Murray’s motivation for public service came from parental encouragement to contribute to the community and given his background, Murray felt he was best-suited outside the farm gate. More involvement led to frustration that meat and wool industries weren’t more commercial. He became heavily involved in producer board reform and the wind-up of the Wool Board. “If boards had to ask farmers for money instead of just taking it, they would be far more responsive to farmers’ needs,” he says.
The Meat Board transitioned into Beef + Lamb New Zealand and came under the Commodity Levies Act, eventually pulling out of generic promotion in export markets. Murray did two years as FFNZ meat and fibre chairman and then stood for the Alliance board, and was successful. He believed it would be a conflict of interest to have both jobs, so he retired from the federation. In 2007, when there was a meat price downturn, Murray and Alliance chairman John Turner were voted off the board.

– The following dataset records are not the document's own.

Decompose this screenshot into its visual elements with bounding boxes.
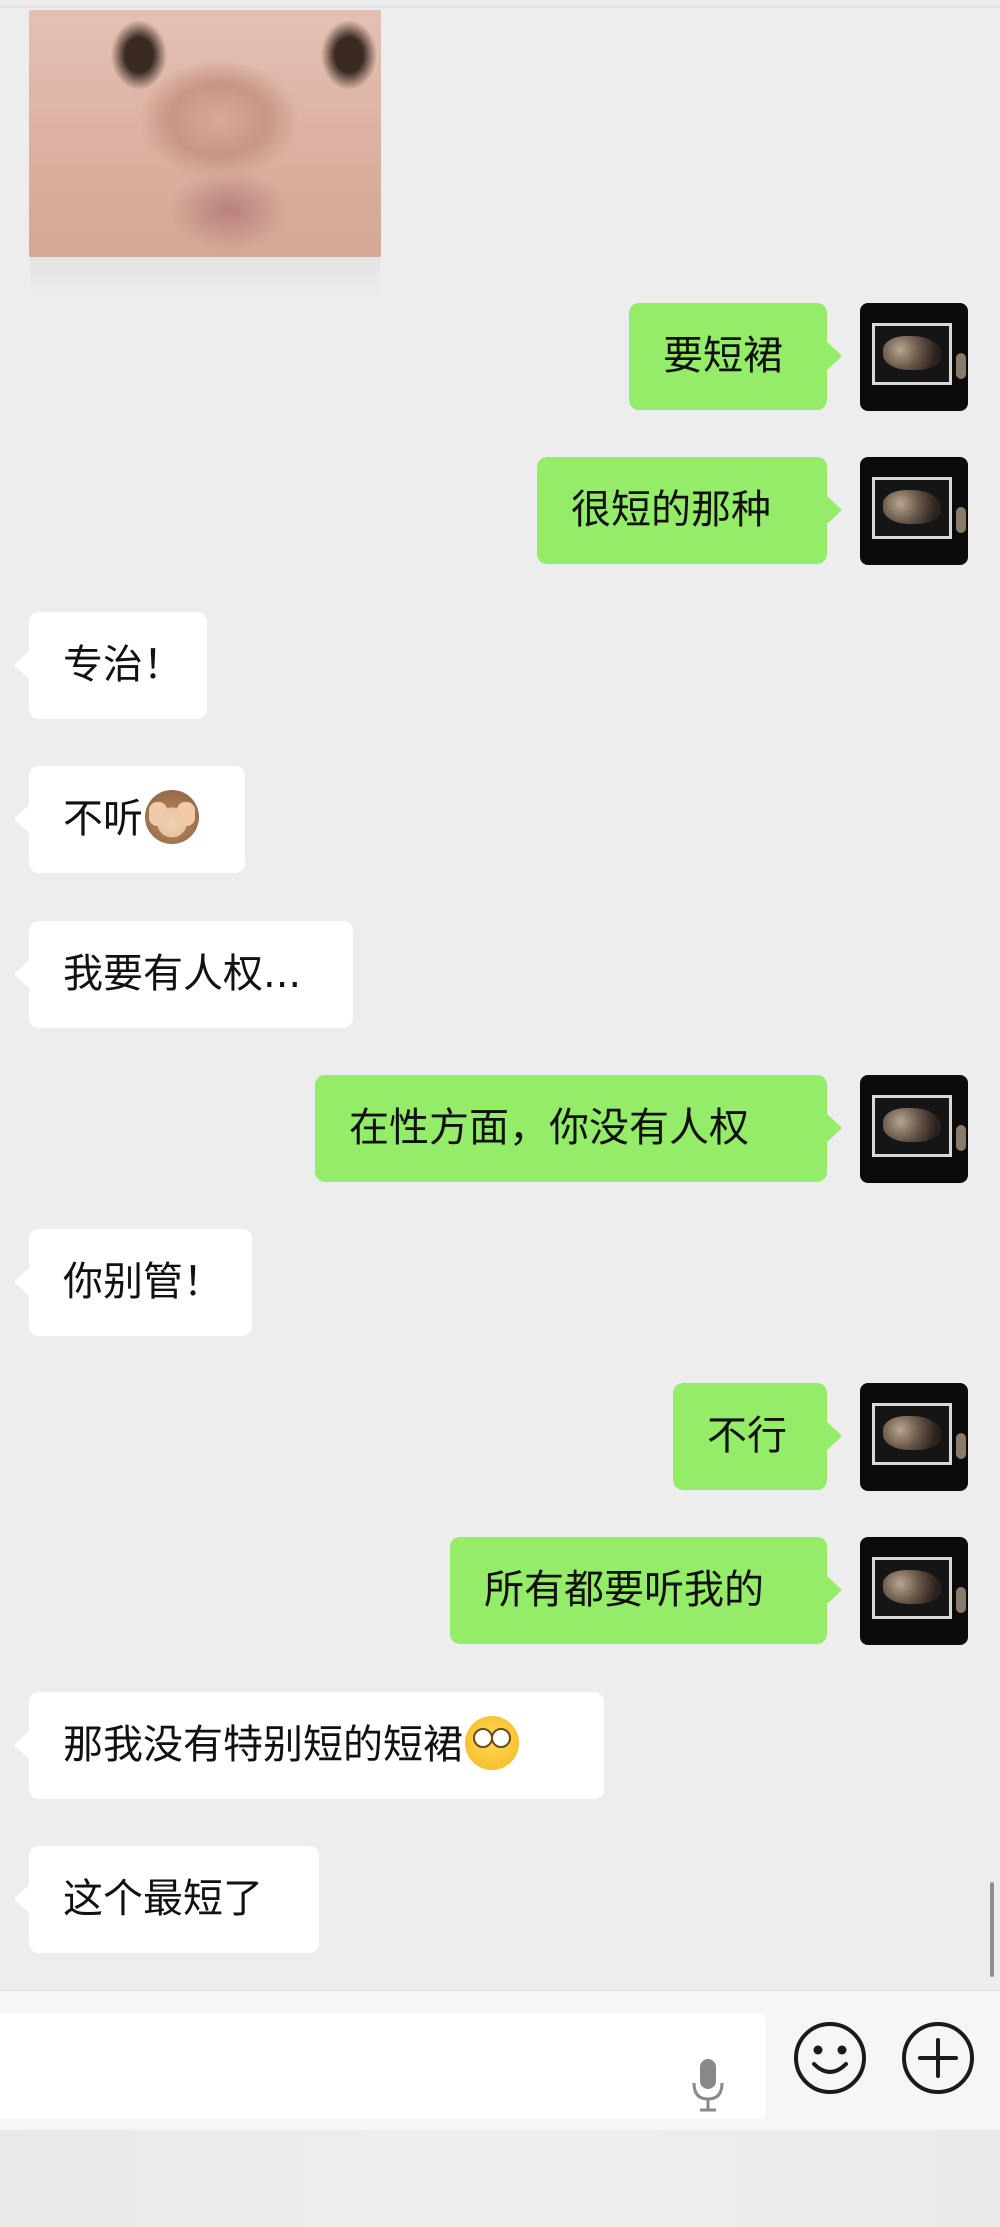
- my-avatar[interactable]: [860, 1075, 968, 1183]
- message-text: 我要有人权...: [63, 951, 302, 997]
- message-bubble-received[interactable]: 专治！: [14, 612, 207, 719]
- microphone-icon[interactable]: [690, 2057, 726, 2113]
- message-text: 所有都要听我的: [484, 1567, 764, 1613]
- message-input[interactable]: [0, 2013, 766, 2119]
- message-bubble-sent[interactable]: 不行: [673, 1383, 842, 1490]
- message-bubble-received[interactable]: 这个最短了: [14, 1846, 319, 1953]
- my-avatar[interactable]: [860, 303, 968, 411]
- my-avatar[interactable]: [860, 1537, 968, 1645]
- sticker-image[interactable]: [29, 10, 381, 257]
- my-avatar[interactable]: [860, 1383, 968, 1491]
- message-text: 这个最短了: [63, 1876, 263, 1922]
- avatar-artwork: [883, 1570, 941, 1604]
- chat-area: 要短裙 很短的那种 专治！ 不听 我要有人权... 在性方面，你没有人权 你别管…: [0, 0, 1000, 1990]
- message-bubble-received[interactable]: 不听: [14, 766, 245, 873]
- message-text: 在性方面，你没有人权: [349, 1105, 749, 1151]
- avatar-frame: [872, 1095, 952, 1157]
- avatar-figure: [956, 1433, 966, 1459]
- my-avatar[interactable]: [860, 457, 968, 565]
- message-bubble-sent[interactable]: 所有都要听我的: [450, 1537, 842, 1644]
- sticker-shadow: [30, 257, 380, 297]
- message-bubble-received[interactable]: 你别管！: [14, 1229, 252, 1336]
- avatar-frame: [872, 1557, 952, 1619]
- input-bar: [0, 1990, 1000, 2130]
- plus-circle-icon[interactable]: [898, 2018, 978, 2098]
- avatar-frame: [872, 323, 952, 385]
- top-divider: [0, 6, 1000, 8]
- hear-no-evil-monkey-icon: [145, 790, 199, 844]
- avatar-figure: [956, 1125, 966, 1151]
- bottom-panel: [0, 2130, 1000, 2227]
- avatar-figure: [956, 1587, 966, 1613]
- avatar-figure: [956, 353, 966, 379]
- message-text: 那我没有特别短的短裙: [63, 1722, 463, 1768]
- message-bubble-sent[interactable]: 在性方面，你没有人权: [315, 1075, 842, 1182]
- message-bubble-received[interactable]: 我要有人权...: [14, 921, 353, 1028]
- message-bubble-sent[interactable]: 很短的那种: [537, 457, 842, 564]
- avatar-artwork: [883, 336, 941, 370]
- message-text: 你别管！: [63, 1259, 223, 1305]
- face-with-rolling-eyes-icon: [465, 1716, 519, 1770]
- message-bubble-received[interactable]: 那我没有特别短的短裙: [14, 1692, 604, 1799]
- avatar-figure: [956, 507, 966, 533]
- message-text: 要短裙: [663, 333, 783, 379]
- avatar-artwork: [883, 490, 941, 524]
- avatar-artwork: [883, 1416, 941, 1450]
- message-text: 专治！: [63, 642, 183, 688]
- message-text: 不听: [63, 796, 143, 842]
- message-text: 很短的那种: [571, 487, 771, 533]
- scrollbar[interactable]: [990, 1882, 994, 1977]
- avatar-artwork: [883, 1108, 941, 1142]
- avatar-frame: [872, 1403, 952, 1465]
- message-text: 不行: [707, 1413, 787, 1459]
- message-bubble-sent[interactable]: 要短裙: [629, 303, 842, 410]
- avatar-frame: [872, 477, 952, 539]
- smiley-face-icon[interactable]: [790, 2018, 870, 2098]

He was voted onto the board of Ballance and still had a CRT directorship. He was asked in 2010 to reconsider standing for Alliance and his passion for co-operatives in the meat industry was re-ignited. “I felt I had skills and background that still had something to offer.” When former CEO and chairman Owen Poole retired in 2013, Murray was elected chairman. By the end of this year, when long-serving board members Doug Brown and Murray Donald retire, Murray will be the only Alliance director with more than four years experience. The board also has three independent directors, along with six farmer-directors.